You can only lose.
You can only leave money on the table. You can only undercharge.
The buyer will not pay more than she wants (in the vast majority of cases). People think it’s the other way around. The sales person is trained and the buyer is often an amateur (certainly in the B2C context) but the hard truth remains – the buyer has to value the product on offer more than the money in her purse otherwise the transaction will not occur. The sale will not be made.
The sales guy always leaves money on the table.
It’s simply a matter of how much. Sales guys don’t like to accept this as it does not accord with their self-image not because it isn’t true.
But in some cases where there is no expectation of how things should be, you can decide what psychologists probably call (I haven’t checked) the “frame”.
And of course this is not just about selling. It’s about all interaction. The selling bit above is just an example.
It’s that time of year again…
…the run up to Christmas. My children are maintaining the fiction of their belief in Santa for my benefit. Touching really.
It’s school Christmas fair and I am manning the bottle tombola (mostly booze) – two-tickets-for-a-pound (our proposed frame), 5-to-1 chance of winning (a fact: five times as many tickets as bottles.)
Sales proceed smoothly as essentially selling booze cheaply is hardly the toughest sale.
But for the sheer hell of it…
…I decide on a new frame.
No one who has yet to buy a ticket knows the two-tickets-for-a-pound frame. So I can change it. And I do. I change it to four-tickets-for-two-pounds. Which has no real economic impact to the business as we have a defined pile of product but allows this busy executive to leave early and have a bacon sandwich and a wander around.
I’d say 80% of the punters went for the new frame without any demur. So I reckon, if we’d had a supply chain of cheap booze rather than a fixed amount of product to shift we’d have been sales heroes with all the accompanying trappings that brings.
Even some of my helpers who had yet to blossom into full confidence due to being 13 or something offered a multi-frame approach (“four-tickets-for-two-pounds or two-tickets-for-one-pound”). They still often got the bigger sale.
Now this is a trivial example…
…and there’s no real difference between a pound and two pounds and it’s all for a good cause and it is booze so the 80% success rate is perhaps easy to understand.
In my little business I find that I come up against potential customers all the time who have no idea what the “coach”” frame looks like which is an opportunity for me to take horrible advantage of them (and forever be looking for new customers) or to really tailor something great just for them and maybe turn them into an ongoing customer which means I can do less of the horrible sales thing.
And just look at the frames that have been changed recently:
- You buy your music a track at a time if you want (a teacher at school said that a pupil had asked him recently “what’s a CD?”)
- You rent all the music in the world for 15 quid a month if you want
- You lease a car, don’t buy it
- You sell your book on Amazon Kindle for a quid as a means of lead generation (at a profit instead of a cost)
- You can be stumped when asked “why do you wear a watch?”

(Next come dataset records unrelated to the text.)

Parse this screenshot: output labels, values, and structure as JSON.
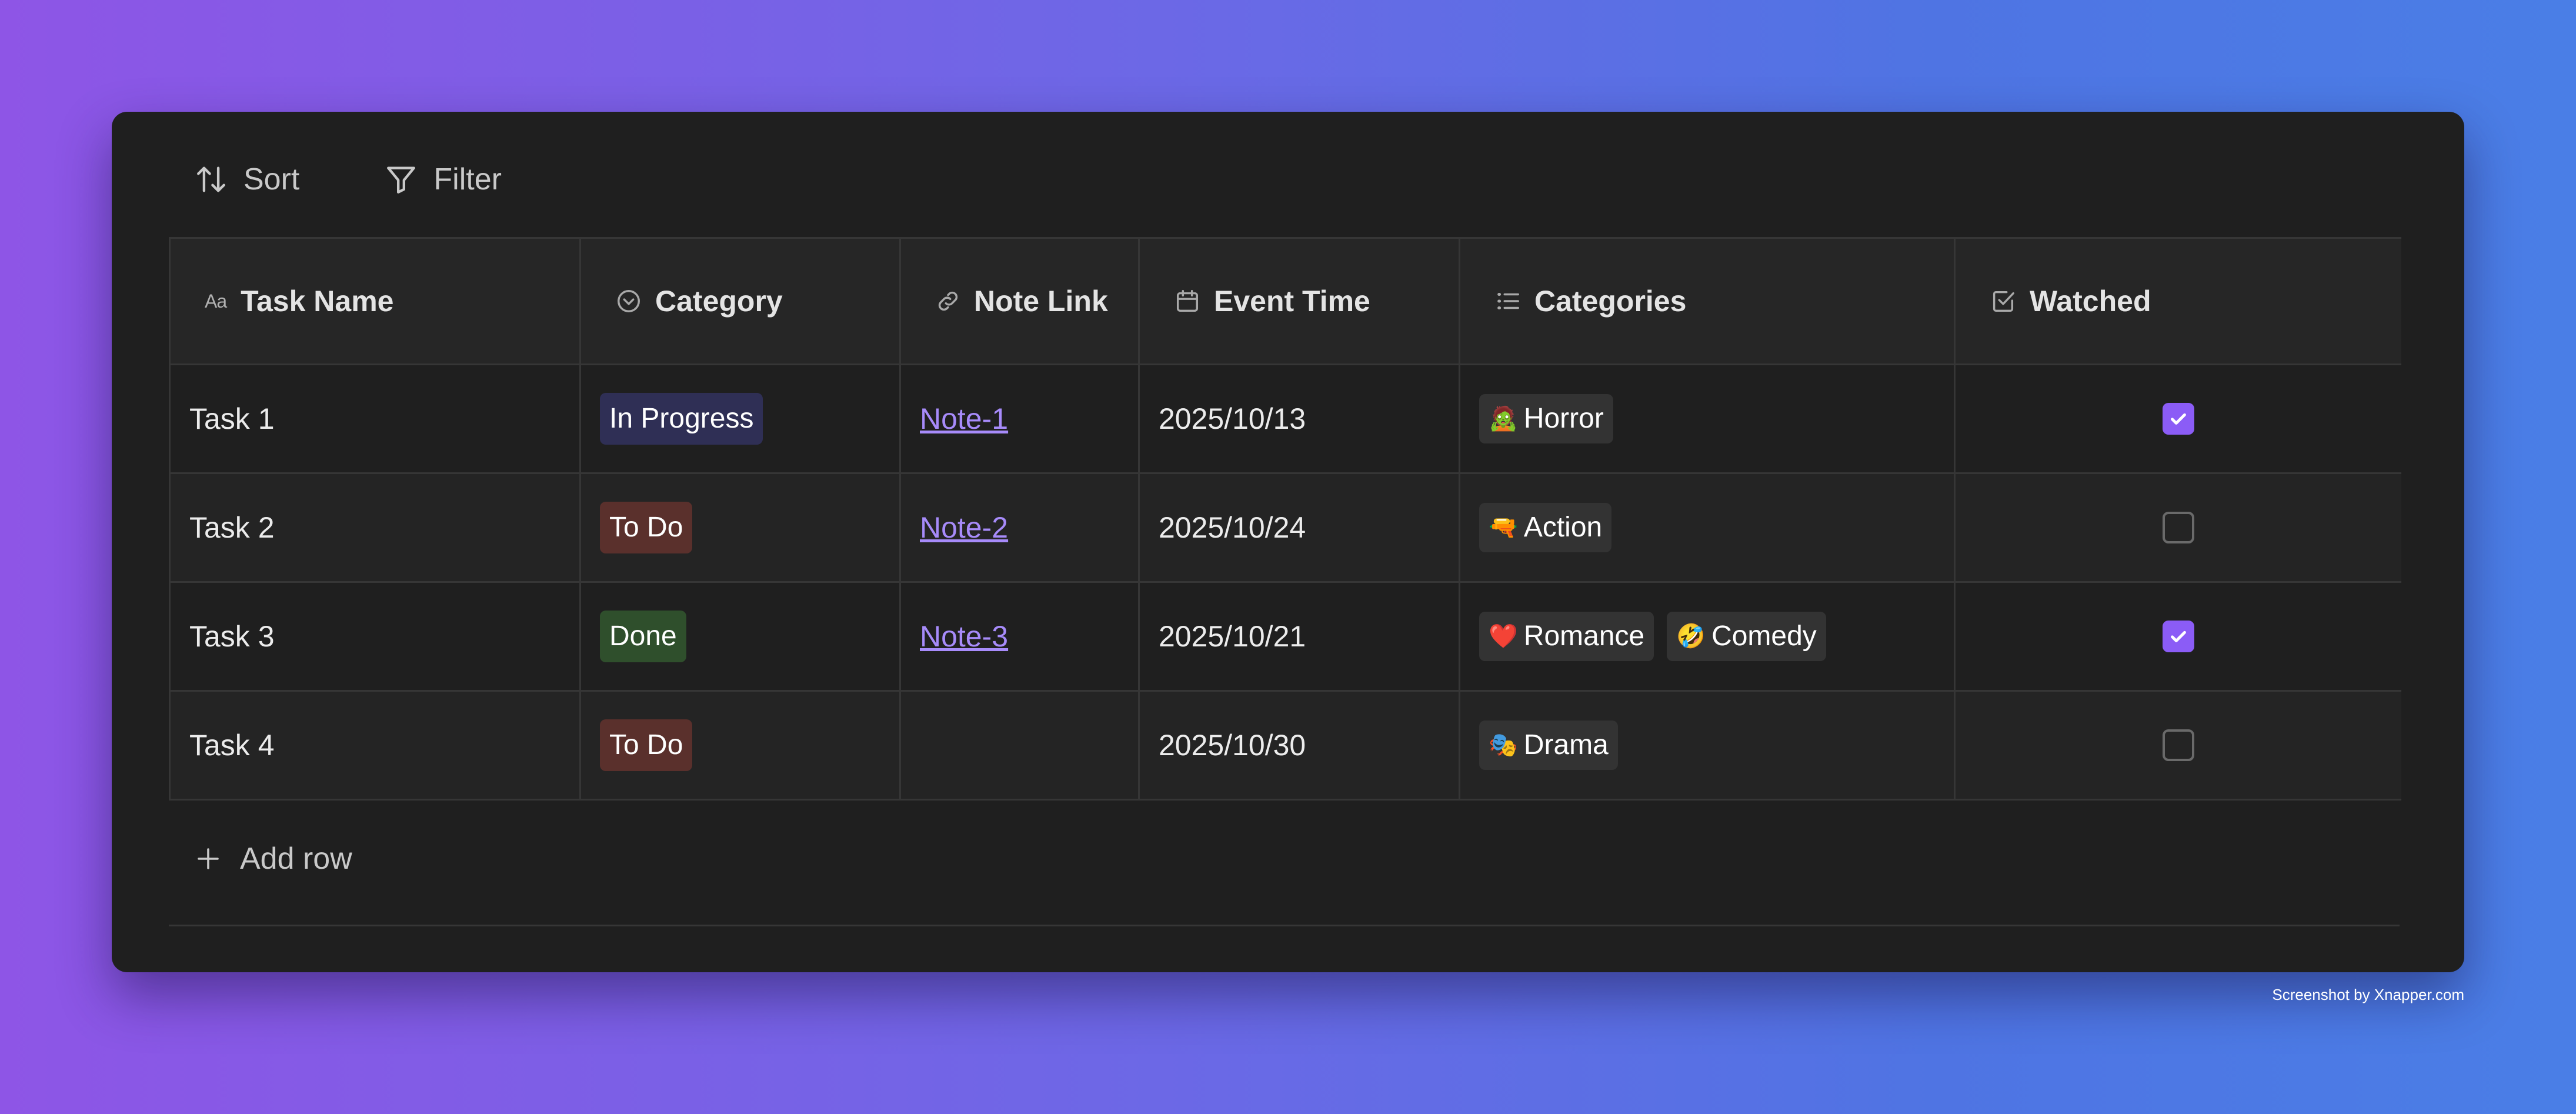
{
  "toolbar": {
    "sort_label": "Sort",
    "filter_label": "Filter"
  },
  "columns": [
    {
      "label": "Task Name",
      "icon": "text-type-icon",
      "icon_text": "Aa"
    },
    {
      "label": "Category",
      "icon": "select-chevron-icon"
    },
    {
      "label": "Note Link",
      "icon": "link-icon"
    },
    {
      "label": "Event Time",
      "icon": "calendar-icon"
    },
    {
      "label": "Categories",
      "icon": "list-icon"
    },
    {
      "label": "Watched",
      "icon": "checkbox-icon"
    }
  ],
  "rows": [
    {
      "task": "Task 1",
      "category": "In Progress",
      "note": "Note-1",
      "event_time": "2025/10/13",
      "tags": [
        {
          "emoji": "🧟",
          "label": "Horror"
        }
      ],
      "watched": true
    },
    {
      "task": "Task 2",
      "category": "To Do",
      "note": "Note-2",
      "event_time": "2025/10/24",
      "tags": [
        {
          "emoji": "🔫",
          "label": "Action"
        }
      ],
      "watched": false
    },
    {
      "task": "Task 3",
      "category": "Done",
      "note": "Note-3",
      "event_time": "2025/10/21",
      "tags": [
        {
          "emoji": "❤️",
          "label": "Romance"
        },
        {
          "emoji": "🤣",
          "label": "Comedy"
        }
      ],
      "watched": true
    },
    {
      "task": "Task 4",
      "category": "To Do",
      "note": "",
      "event_time": "2025/10/30",
      "tags": [
        {
          "emoji": "🎭",
          "label": "Drama"
        }
      ],
      "watched": false
    }
  ],
  "status_colors": {
    "In Progress": "#2f2f55",
    "To Do": "#5a302c",
    "Done": "#2f4f2c"
  },
  "add_row_label": "Add row",
  "credit": "Screenshot by Xnapper.com",
  "colors": {
    "accent": "#8b5cf6",
    "link": "#a78bfa",
    "window_bg": "#1f1f1f"
  }
}
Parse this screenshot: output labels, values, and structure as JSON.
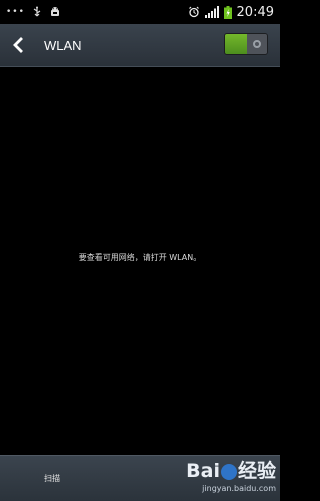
{
  "status_bar": {
    "time": "20:49",
    "icons": [
      "more-dots-icon",
      "usb-icon",
      "android-debug-icon",
      "alarm-icon",
      "signal-icon",
      "battery-charging-icon"
    ]
  },
  "action_bar": {
    "title": "WLAN",
    "toggle_state": "on"
  },
  "content": {
    "message": "要查看可用网络，请打开 WLAN。"
  },
  "bottom_bar": {
    "scan_label": "扫描"
  },
  "watermark": {
    "logo_text_1": "Bai",
    "logo_text_2": "经验",
    "url": "jingyan.baidu.com"
  },
  "colors": {
    "toggle_on": "#5ea524",
    "bar_bg": "#333b44",
    "brand_blue": "#2f74c7"
  }
}
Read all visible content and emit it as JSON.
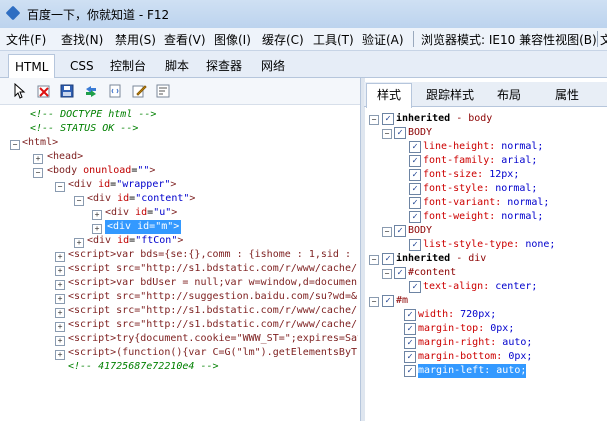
{
  "window": {
    "title": "百度一下，你就知道 - F12"
  },
  "menu": {
    "items": [
      "文件(F)",
      "查找(N)",
      "禁用(S)",
      "查看(V)",
      "图像(I)",
      "缓存(C)",
      "工具(T)",
      "验证(A)"
    ],
    "mode": "浏览器模式: IE10 兼容性视图(B)",
    "overflow": "文"
  },
  "tabs": [
    "HTML",
    "CSS",
    "控制台",
    "脚本",
    "探查器",
    "网络"
  ],
  "toolbar": {
    "icons": [
      "select-element-icon",
      "clear-icon",
      "save-icon",
      "refresh-icon",
      "dom-icon",
      "edit-icon",
      "word-wrap-icon"
    ]
  },
  "tree": {
    "c1": "<!-- DOCTYPE html -->",
    "c2": "<!-- STATUS OK -->",
    "html": "<html>",
    "head": "<head>",
    "body_tag": "<body",
    "body_attr": "onunload",
    "body_val": "\"\"",
    "body_close": ">",
    "wrapper_tag": "<div",
    "wrapper_attr": "id",
    "wrapper_val": "\"wrapper\"",
    "content_val": "\"content\"",
    "u_val": "\"u\"",
    "m_val": "\"m\"",
    "ftcon_val": "\"ftCon\"",
    "gt": ">",
    "s1": "<script>var bds={se:{},comm : {ishome : 1,sid :",
    "s2": "<script src=\"http://s1.bdstatic.com/r/www/cache/",
    "s3": "<script>var bdUser = null;var w=window,d=documen",
    "s4": "<script src=\"http://suggestion.baidu.com/su?wd=&",
    "s5": "<script src=\"http://s1.bdstatic.com/r/www/cache/",
    "s6": "<script src=\"http://s1.bdstatic.com/r/www/cache/",
    "s7": "<script>try{document.cookie=\"WWW_ST=\";expires=Sat",
    "s8": "<script>(function(){var C=G(\"lm\").getElementsByT",
    "c3": "<!-- 41725687e72210e4 -->"
  },
  "right_tabs": [
    "样式",
    "跟踪样式",
    "布局",
    "属性"
  ],
  "styles": {
    "inherited_body": "inherited",
    "dash_body": " - body",
    "body1": "BODY",
    "lh_p": "line-height:",
    "lh_v": " normal;",
    "ff_p": "font-family:",
    "ff_v": " arial;",
    "fs_p": "font-size:",
    "fs_v": " 12px;",
    "fst_p": "font-style:",
    "fst_v": " normal;",
    "fv_p": "font-variant:",
    "fv_v": " normal;",
    "fw_p": "font-weight:",
    "fw_v": " normal;",
    "body2": "BODY",
    "lst_p": "list-style-type:",
    "lst_v": " none;",
    "inherited_div": "inherited",
    "dash_div": " - div",
    "content_sel": "#content",
    "ta_p": "text-align:",
    "ta_v": " center;",
    "m_sel": "#m",
    "w_p": "width:",
    "w_v": " 720px;",
    "mt_p": "margin-top:",
    "mt_v": " 0px;",
    "mr_p": "margin-right:",
    "mr_v": " auto;",
    "mb_p": "margin-bottom:",
    "mb_v": " 0px;",
    "ml_p": "margin-left:",
    "ml_v": " auto;"
  }
}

- You no longer need a publisher to be published
- You can be a publisher (who after all make most of the money in most industries where there’s a publisher in the supply chain)
- You can have three part-time (and senior) roles and feel like a freedom-fighter who’s won
- You can crowd-fund a project
- You can trade foreign exchange like a pro from your kitchen table
All of these new frames went up against existing frames and won for a host of different reasons.
You can re-frame anything you like providing the new frame offers a win to both you and the human on the other end of it.